BC dismisses calls to crack down on illicit pot shops
Published on June 25, 2021 by Don Plant
A recent study on contaminated weed has re-stoked calls for stiffer enforcement against scores of illegal shops selling cannabis in BC.
The province’s cannabis secretariat found 90 per cent of dry cannabis samples seized from six illicit stores in the Lower Mainland were tainted with pesticides and other harmful materials, prompting an outcry from legal retailers who complain the shops are still operating with impunity while consumers risk their health. The study results compound the frustration retailers feel competing on what they say is a playing field tilted against them as enforcement officers stand on the sidelines.
“The leniency and direction provided by the province with respect to enforcement has only emboldened the black market and perpetuated the risk to the public,” said one retailer who requested anonymity for fear of retribution.
Health Canada requires licensed cultivators to test cannabis to confirm it’s fit for consumption. Mike Farnworth, BC’s public safety minister, told a news conference this month all but two of the 20 samples seized also contained “unacceptable levels” of bacteria, fungi or heavy metals. Only three of the samples would have been fit for consumption if they were legal.
More than 50 unlicensed pot shops in the Okanagan
The BC government appears reluctant to crack down on the illegal cannabis trade, even though it created the legislation that regulates the industry. Critics say they’re seeing a proliferation of stores and more people getting into the business.
“I’m getting increasing pressure from the legal operators about the unfairness of the illegal operators . . . taking revenues away that might otherwise benefit their stores,” said Greg Kyllo, Liberal MLA for Shuswap and the Opposition’s cannabis critic.
“These illegal shops are . . . buying from organized crime or buying surplus that might be coming from medical cannabis growers. They’re breaching both federal and provincial statutes with respect to the sale of cannabis.”
Farnworth said more than 370 legal cannabis stores operate in BC and consumption of legal product is rising compared to illegal cannabis. Kyllo says he’s seen at least 20 illegal shops in his riding alone. One retailer estimates more than 50 illicit shops are operating in the Okanagan-Shuswap.
Officers with the Community Safety Unit have been increasing enforcement under the Ministry of Public Safety and the Solicitor General, said Farnworth. He wasn’t available for comment but in a statement said the goal for CSU officers has been to “encourage voluntary compliance” among illicit operators and warned those who continue operating illegally will face more enforcement action.
Kyllo doesn’t buy it.
“It’s not working, minister. There has not been a reduction. There has been an increase,” he said. “In the Shuswap riding, probably thousands like the idea of getting cheap cannabis product. But they don’t necessarily know the health risks that are associated with it.”

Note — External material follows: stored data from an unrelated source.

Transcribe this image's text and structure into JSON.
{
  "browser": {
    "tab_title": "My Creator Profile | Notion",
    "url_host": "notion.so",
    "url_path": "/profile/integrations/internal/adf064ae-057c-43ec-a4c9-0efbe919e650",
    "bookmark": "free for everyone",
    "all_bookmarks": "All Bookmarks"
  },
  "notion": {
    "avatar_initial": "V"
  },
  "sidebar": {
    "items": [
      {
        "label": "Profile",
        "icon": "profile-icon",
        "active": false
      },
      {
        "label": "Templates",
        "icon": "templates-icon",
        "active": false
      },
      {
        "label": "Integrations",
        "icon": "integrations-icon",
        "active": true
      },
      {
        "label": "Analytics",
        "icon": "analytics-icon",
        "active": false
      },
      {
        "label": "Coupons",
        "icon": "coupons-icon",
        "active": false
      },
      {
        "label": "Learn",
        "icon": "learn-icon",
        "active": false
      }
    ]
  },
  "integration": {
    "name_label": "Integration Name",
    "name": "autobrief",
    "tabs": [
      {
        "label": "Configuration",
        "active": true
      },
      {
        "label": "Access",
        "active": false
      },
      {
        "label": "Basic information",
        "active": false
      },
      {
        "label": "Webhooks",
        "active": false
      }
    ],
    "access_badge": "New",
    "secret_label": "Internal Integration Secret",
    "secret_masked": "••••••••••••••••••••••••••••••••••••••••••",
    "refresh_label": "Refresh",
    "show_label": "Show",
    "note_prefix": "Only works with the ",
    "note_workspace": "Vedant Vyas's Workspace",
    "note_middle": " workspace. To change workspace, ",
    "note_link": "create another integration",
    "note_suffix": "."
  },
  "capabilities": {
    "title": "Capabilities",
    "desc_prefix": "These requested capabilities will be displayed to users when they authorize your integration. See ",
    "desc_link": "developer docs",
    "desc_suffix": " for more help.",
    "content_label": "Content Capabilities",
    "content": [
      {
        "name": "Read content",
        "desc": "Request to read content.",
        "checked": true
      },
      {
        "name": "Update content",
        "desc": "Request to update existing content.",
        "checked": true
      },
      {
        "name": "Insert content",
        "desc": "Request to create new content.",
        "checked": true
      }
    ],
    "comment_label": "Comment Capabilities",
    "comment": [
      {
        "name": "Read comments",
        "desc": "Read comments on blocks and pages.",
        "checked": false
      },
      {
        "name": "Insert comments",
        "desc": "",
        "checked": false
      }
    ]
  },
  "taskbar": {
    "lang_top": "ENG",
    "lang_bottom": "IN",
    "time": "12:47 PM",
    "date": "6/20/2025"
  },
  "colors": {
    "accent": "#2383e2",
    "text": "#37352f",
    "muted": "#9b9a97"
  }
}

The government has begun “educating” commercial landlords about the consequences of allowing their properties to operate as illicit shops, Farnworth said. Licensed retailers grumble that nearly three years after legalization, the problem is worsening.
“Minister Farnworth’s comments are meaningless,” said one. “The government’s very involvement in policing illegal cannabis has in fact interfered with the ability of the RCMP and other policing agencies from doing their job.”
BC taking a softer approach with First Nations cannabis stores
Kyllo contends some illegal products contain carcinogens in soil additives that get absorbed into the plants to increase their weight and generate more revenue. Consumers don’t have certainty that the levels of THC and CBD on the labels are valid and are at greater risk of ingesting carcinogens.
“Nobody is monitoring this,” he said. “Who knows what people are buying? Who knows that what’s marked on the package is actually reality?”
CSU officers have the power to confiscate illegal product, apply fines and shut down stores. Instead, the government is directing them to take a softer approach, in part because many illicit shops are operating on First Nations land and being heavy-handed would conflict with the spirit of reconciliation, Farnworth said.
“We are committed to reconciliation with Indigenous Nations and we seek to do this by building positive relationships with Indigenous governments. The Community Safety Unit is taking an approach of communicating, educating and collaborating with Indigenous governments that have illicit retail locations within their territory,” he said.
Cannabis laws have the same force and effect over all lands in BC, said Kyllo. If government allows First Nations to sell cannabis under different rules, it should say so and transform the legislation.
Officers have the power to charge consumers holding illegal flower or edibles with possession of an illegal product. They could easily park a squad car outside a store and stop a customer leaving an illegal shop, Kyllo said.
“My guess is the first time you . . . start pulling people over and laying fines, the consumers really quickly are going to stop buying from those stores. But (they’re) not even doing that.”